Physical therapy (PT) means services provided by a qualified physical therapist. [CFR 34 §300.34(c)(9)].  Physical therapy services are not specified in IDEA [CFR 34 §300.34(c)(9)]. These services generally identify the impact of a student’s disability on his/her performance of the physical tasks associated with the educational setting which may include daycare, community preschool or home.


Students with disabilities may receive occupational and/or physical therapy as related services to their special education programs, when the unique expertise of an  occupational therapist (OT) and/or physical therapist (PT) is required for the student to access, participate, and progress in the learning environment. 
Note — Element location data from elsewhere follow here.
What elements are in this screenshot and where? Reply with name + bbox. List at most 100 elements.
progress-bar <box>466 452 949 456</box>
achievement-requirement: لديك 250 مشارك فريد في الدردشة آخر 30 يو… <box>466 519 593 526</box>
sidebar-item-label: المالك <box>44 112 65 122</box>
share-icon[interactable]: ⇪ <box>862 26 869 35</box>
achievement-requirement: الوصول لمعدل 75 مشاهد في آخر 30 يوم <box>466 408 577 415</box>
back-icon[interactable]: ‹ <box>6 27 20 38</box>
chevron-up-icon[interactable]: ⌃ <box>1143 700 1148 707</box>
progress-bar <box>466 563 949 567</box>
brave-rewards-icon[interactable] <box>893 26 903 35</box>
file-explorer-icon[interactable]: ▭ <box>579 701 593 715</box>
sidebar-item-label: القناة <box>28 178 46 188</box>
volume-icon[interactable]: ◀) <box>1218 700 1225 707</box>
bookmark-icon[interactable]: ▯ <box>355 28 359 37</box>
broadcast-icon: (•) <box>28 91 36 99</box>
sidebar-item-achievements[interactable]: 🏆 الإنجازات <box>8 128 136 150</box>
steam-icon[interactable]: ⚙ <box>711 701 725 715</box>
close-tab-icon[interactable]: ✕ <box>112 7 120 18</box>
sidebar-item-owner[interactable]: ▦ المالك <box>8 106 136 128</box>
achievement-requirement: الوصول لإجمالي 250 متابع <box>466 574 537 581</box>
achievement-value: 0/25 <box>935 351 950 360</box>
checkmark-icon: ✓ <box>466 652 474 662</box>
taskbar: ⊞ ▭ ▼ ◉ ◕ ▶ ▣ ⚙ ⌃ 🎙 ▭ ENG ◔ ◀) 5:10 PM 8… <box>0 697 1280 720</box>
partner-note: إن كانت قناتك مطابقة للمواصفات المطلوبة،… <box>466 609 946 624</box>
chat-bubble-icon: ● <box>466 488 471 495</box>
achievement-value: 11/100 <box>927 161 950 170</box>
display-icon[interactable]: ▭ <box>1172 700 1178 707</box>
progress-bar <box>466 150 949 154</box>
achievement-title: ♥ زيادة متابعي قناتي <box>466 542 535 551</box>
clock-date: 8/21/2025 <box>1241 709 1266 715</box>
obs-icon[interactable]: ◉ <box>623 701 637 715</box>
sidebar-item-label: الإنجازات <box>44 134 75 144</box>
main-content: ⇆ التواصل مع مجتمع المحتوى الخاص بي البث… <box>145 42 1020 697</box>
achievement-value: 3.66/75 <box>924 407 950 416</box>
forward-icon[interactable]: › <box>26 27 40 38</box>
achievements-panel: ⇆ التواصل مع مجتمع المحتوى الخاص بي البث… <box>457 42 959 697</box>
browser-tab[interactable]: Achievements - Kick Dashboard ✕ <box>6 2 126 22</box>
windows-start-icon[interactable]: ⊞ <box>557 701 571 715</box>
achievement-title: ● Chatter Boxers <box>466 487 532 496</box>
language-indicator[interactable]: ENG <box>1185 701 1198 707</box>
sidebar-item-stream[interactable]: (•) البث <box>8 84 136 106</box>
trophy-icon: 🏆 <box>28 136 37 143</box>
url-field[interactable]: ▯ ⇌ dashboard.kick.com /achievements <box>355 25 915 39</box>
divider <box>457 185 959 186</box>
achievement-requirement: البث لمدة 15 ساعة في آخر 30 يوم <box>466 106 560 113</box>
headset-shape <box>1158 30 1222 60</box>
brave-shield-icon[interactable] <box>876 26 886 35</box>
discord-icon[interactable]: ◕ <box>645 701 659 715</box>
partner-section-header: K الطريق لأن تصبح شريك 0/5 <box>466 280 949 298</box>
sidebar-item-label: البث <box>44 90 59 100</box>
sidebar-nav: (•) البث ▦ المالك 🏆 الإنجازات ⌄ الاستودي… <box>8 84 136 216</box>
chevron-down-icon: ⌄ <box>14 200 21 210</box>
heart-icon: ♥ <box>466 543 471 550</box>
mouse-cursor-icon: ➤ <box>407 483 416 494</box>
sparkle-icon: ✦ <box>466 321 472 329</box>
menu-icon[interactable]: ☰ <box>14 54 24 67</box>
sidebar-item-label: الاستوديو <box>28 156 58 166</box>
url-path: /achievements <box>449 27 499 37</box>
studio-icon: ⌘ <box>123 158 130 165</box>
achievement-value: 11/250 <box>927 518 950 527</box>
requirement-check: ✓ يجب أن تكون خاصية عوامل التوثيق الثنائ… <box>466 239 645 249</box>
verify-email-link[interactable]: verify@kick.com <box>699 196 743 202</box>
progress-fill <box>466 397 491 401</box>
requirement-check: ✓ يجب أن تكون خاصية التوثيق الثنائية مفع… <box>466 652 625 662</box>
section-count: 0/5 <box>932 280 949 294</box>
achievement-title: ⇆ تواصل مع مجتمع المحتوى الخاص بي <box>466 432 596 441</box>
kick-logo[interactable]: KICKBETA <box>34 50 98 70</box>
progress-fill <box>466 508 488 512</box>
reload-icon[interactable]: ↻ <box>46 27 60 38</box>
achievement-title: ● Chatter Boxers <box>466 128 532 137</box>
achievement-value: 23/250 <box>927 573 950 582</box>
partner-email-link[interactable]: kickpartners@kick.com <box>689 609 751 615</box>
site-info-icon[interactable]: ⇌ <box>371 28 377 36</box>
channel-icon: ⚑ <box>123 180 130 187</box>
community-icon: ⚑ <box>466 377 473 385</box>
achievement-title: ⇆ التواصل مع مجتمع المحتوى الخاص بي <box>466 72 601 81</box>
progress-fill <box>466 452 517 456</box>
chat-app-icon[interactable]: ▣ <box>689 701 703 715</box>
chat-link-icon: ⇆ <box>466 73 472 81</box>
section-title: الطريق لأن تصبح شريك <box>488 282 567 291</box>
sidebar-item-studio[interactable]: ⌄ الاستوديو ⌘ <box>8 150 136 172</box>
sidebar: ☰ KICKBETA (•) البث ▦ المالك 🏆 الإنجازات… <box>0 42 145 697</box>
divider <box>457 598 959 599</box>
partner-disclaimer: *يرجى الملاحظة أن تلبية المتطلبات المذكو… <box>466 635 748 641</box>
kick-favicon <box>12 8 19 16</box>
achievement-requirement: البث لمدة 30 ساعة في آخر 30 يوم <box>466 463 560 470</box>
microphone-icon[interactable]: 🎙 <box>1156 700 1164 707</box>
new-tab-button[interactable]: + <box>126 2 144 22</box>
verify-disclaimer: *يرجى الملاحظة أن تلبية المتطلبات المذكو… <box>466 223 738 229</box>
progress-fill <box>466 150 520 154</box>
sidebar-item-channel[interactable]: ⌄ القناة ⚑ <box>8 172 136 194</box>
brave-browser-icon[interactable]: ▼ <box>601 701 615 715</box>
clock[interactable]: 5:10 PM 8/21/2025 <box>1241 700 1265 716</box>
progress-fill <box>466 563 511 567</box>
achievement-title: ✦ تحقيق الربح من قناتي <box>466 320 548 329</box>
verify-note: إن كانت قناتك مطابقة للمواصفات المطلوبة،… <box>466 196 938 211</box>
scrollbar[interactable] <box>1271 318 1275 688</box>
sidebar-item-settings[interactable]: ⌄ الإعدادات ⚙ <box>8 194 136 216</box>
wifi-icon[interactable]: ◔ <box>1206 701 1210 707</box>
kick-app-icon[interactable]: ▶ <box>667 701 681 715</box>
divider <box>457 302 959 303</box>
The primary goal of OT and PT in public education is to enable children with disabilities to benefit from special education instruction in the least restrictive environment [34 CFR §300.34(a)]. This can be accomplished in multiple ways including services to the child and on behalf of the child, such as support of the parent/teacher/caregiver and other team members working with the child.

Referral Process

A referral for an occupational or physical therapy assessment is initiated when the school team, including the therapist, reviews screening information and the review suggests that a sensory, motor, or physical dysfunction is interfering with the student's ability to participate in his/her educational program. Therapist observation of the student in the natural learning environment should occur prior to initiating the referral process.